We attended Ashley’s funeral and I felt angry. The entire time, I was angry. I wanted to scream the entire time. My heart was shattering as we sat and watched Ashley’s family grieving. Her mother was staring at her casket and through tears, she kept repeating, “I’m sorry. I’m so sorry.” Her funeral took place in the church her boys were baptized in and where her and Nick were married. That made me really uncomfortable for some reason. Her boys weren’t there to say goodbye.
I can’t properly mourn Nick. I feel as though I’ve blocked him out of my memories because I’m so mad at him. Nick was the life of the party, he was the type of good looking that made you nervous, he loved his boys, he treated us like family. How did things get to the point that they did? WHY did he have to take her with him?
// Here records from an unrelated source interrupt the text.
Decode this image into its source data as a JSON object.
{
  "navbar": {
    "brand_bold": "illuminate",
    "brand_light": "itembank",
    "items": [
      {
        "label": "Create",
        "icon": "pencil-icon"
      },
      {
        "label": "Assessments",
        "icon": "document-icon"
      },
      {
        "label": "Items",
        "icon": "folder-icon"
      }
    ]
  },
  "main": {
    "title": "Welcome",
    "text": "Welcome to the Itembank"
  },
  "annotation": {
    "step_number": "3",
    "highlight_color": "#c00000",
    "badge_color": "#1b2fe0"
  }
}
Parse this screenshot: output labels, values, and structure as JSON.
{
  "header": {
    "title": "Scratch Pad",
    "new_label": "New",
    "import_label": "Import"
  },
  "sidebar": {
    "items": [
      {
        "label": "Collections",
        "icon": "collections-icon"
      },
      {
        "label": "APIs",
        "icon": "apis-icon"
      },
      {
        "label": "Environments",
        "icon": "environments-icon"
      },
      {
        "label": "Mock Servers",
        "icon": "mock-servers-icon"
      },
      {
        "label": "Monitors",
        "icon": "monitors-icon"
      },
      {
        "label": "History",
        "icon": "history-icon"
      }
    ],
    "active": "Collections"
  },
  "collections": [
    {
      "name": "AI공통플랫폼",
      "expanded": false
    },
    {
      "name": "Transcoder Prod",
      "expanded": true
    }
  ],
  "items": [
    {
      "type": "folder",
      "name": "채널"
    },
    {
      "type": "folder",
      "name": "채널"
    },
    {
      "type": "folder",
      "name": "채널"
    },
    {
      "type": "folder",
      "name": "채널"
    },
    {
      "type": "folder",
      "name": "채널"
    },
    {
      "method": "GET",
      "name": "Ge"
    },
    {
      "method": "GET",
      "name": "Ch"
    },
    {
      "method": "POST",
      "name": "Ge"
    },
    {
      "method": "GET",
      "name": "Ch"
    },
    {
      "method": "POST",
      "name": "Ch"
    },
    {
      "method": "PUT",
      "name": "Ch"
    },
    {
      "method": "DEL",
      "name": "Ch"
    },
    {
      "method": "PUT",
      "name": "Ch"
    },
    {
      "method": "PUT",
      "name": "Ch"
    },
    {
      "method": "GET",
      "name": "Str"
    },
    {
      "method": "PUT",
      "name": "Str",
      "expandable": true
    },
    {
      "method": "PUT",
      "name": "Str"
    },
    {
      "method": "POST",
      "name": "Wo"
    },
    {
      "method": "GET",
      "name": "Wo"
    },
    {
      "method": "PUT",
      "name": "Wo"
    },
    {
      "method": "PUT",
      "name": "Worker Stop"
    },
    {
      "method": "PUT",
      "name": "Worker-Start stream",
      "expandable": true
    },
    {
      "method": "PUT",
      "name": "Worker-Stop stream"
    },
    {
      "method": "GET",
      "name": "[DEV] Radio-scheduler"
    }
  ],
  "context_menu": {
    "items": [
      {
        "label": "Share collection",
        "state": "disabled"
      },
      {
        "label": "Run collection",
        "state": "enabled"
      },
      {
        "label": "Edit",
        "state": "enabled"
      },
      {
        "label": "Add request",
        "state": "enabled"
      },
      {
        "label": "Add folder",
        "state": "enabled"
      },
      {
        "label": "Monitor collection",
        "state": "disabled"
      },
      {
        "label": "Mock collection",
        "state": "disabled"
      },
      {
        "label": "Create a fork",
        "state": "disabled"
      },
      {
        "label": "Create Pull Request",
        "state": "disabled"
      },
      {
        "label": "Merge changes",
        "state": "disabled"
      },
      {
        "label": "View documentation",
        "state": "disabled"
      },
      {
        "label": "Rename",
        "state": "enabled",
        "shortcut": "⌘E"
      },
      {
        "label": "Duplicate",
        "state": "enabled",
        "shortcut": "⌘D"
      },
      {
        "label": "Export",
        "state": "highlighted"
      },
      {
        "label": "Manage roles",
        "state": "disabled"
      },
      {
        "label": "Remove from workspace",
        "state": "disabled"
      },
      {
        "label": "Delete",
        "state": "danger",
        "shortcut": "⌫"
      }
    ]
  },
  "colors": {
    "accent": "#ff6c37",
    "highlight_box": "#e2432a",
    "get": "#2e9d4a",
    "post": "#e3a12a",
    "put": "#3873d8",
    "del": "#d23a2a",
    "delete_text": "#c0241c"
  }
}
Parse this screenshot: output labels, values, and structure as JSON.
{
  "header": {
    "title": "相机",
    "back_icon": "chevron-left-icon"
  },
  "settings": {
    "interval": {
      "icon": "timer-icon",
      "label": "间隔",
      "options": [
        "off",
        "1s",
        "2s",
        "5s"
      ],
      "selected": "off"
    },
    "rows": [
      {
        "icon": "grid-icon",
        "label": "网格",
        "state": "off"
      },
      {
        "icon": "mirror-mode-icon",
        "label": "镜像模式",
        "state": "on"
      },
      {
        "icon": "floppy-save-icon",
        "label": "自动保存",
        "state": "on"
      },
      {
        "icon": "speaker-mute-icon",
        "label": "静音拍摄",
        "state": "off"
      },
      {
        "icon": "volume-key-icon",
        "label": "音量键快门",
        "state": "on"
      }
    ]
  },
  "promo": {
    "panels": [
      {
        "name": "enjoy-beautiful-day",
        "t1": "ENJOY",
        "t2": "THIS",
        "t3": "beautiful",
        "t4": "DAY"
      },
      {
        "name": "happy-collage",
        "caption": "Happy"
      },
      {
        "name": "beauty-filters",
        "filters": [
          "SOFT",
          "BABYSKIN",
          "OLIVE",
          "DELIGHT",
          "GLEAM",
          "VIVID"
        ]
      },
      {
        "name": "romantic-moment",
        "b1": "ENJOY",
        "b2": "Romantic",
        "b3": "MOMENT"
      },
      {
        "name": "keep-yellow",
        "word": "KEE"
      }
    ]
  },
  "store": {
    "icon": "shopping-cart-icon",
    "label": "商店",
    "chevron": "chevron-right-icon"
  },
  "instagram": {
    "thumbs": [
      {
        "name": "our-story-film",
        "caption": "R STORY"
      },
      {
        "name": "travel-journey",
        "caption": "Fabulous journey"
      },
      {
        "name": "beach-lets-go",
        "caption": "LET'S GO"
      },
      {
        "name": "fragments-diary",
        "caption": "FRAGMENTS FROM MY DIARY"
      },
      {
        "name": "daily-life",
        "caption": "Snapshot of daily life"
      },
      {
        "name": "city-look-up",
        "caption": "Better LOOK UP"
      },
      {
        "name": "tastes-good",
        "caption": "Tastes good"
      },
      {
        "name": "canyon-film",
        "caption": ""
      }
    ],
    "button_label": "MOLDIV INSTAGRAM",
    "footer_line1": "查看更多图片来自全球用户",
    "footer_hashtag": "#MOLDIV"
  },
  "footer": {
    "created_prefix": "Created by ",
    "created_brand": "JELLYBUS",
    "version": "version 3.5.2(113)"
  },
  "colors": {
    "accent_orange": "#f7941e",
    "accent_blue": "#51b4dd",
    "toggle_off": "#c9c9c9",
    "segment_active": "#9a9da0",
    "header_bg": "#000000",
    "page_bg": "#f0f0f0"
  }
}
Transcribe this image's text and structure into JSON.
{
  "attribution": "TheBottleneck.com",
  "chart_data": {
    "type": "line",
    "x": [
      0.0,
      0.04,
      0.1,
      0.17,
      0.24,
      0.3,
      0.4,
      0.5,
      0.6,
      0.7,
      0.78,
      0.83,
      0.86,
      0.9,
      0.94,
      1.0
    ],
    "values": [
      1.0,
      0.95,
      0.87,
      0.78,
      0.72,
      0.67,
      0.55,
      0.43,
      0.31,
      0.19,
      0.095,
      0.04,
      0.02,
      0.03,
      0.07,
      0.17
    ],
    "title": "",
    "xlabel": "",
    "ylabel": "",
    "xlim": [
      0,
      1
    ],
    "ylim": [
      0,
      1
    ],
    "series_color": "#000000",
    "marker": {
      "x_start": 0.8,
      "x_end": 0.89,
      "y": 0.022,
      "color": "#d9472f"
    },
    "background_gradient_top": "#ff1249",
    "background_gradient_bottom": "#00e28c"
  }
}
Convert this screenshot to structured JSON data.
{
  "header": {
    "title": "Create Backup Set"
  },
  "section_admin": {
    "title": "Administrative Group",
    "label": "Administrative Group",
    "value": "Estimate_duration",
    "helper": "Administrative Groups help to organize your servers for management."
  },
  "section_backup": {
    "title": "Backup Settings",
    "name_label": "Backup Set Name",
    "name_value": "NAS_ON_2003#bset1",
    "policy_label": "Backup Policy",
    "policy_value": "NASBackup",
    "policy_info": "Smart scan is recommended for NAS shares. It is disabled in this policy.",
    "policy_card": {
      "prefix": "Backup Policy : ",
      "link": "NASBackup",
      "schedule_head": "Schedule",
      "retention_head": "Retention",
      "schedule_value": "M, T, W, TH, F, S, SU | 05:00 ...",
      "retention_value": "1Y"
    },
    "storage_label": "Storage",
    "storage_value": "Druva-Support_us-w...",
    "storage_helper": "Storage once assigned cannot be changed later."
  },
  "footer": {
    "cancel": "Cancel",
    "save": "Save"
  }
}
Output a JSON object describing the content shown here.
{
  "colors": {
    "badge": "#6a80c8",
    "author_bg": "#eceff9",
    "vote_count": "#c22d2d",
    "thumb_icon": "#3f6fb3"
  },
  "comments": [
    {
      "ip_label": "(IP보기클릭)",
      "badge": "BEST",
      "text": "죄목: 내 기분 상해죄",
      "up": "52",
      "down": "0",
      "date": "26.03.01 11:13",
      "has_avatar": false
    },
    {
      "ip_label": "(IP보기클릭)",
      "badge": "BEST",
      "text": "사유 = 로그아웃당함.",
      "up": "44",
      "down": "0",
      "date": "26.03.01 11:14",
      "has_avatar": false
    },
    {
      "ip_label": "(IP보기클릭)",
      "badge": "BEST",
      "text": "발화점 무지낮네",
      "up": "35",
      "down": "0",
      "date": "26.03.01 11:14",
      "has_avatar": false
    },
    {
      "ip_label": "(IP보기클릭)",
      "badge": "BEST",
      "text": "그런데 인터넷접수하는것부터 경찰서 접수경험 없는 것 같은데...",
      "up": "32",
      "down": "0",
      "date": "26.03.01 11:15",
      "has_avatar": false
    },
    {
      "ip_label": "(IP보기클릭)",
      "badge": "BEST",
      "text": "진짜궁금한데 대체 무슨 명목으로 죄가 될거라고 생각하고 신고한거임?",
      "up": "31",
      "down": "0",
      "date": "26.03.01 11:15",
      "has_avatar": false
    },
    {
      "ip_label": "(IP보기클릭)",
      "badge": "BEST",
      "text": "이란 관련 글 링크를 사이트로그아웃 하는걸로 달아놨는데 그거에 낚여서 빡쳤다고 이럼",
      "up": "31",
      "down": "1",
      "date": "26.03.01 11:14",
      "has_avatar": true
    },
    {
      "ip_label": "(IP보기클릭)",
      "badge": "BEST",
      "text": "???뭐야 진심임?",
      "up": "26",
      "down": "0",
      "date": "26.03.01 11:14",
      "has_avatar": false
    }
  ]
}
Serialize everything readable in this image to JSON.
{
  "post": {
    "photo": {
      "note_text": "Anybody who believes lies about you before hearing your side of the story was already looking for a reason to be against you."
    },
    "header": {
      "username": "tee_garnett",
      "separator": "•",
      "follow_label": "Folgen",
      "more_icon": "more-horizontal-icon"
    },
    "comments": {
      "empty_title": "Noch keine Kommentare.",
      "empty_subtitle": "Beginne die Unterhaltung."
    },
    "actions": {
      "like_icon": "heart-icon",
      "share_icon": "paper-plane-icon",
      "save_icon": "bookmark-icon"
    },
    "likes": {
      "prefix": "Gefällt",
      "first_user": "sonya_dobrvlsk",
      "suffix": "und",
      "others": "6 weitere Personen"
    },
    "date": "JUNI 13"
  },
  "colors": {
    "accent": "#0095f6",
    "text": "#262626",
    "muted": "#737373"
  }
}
These are questions that will never be answered. We don’t know where the boys are. We don’t know how their families are.
After Ashley’s funeral, they passed out a beautiful photo of her holding Angelo when he was a baby; we framed it and hung it on our wall. I look at it with both joy and sadness. I miss her.
Ashley threw the best parties. She was the best mother (seriously – the kind of mom that you looked at with admiration). She gave the best hugs. She always had a smile on her face – always. She had a loud, contagious laugh. She always made sure you were comfortable. She was headstrong and went through hard times with grace. She knew how to put together an awesome charcuterie. She was always willing to help, whether it was a comforting phone call or an “I’m thinking of you!” text. We were pregnant together, her son Angelo is only 2 weeks older than Charlee. We always talked about how amazing it was for our children to grow up together and we couldn’t wait to see what kinds of shenanigans they would get into. Sadly, they will never see their boys or our kids grow up.
I miss her.
I miss him but I’m mad at myself for missing him. I don’t know how to handle it.
I miss the boys.
I don’t know why I’m writing this. Maybe to “get it all out”? Maybe to let you all know that if I seem “off” or distant or moody, this is why. I just don’t know.
This has put a whole new perspective on life – both in a good and bad way. I know that we will get through this but I also know that we will never get over it.
Reach out to friends and family. Tell them how much they mean to you. Don’t feel silly for showing your emotions. Live every damn day to the fullest. Don’t sweat the small stuff. Take that vacation. Eat the dessert. All you have in life is your health and your family – work hard to keep both positive. Ask for help when you need it.
And just when I think I’m all cried out, the tears appear again.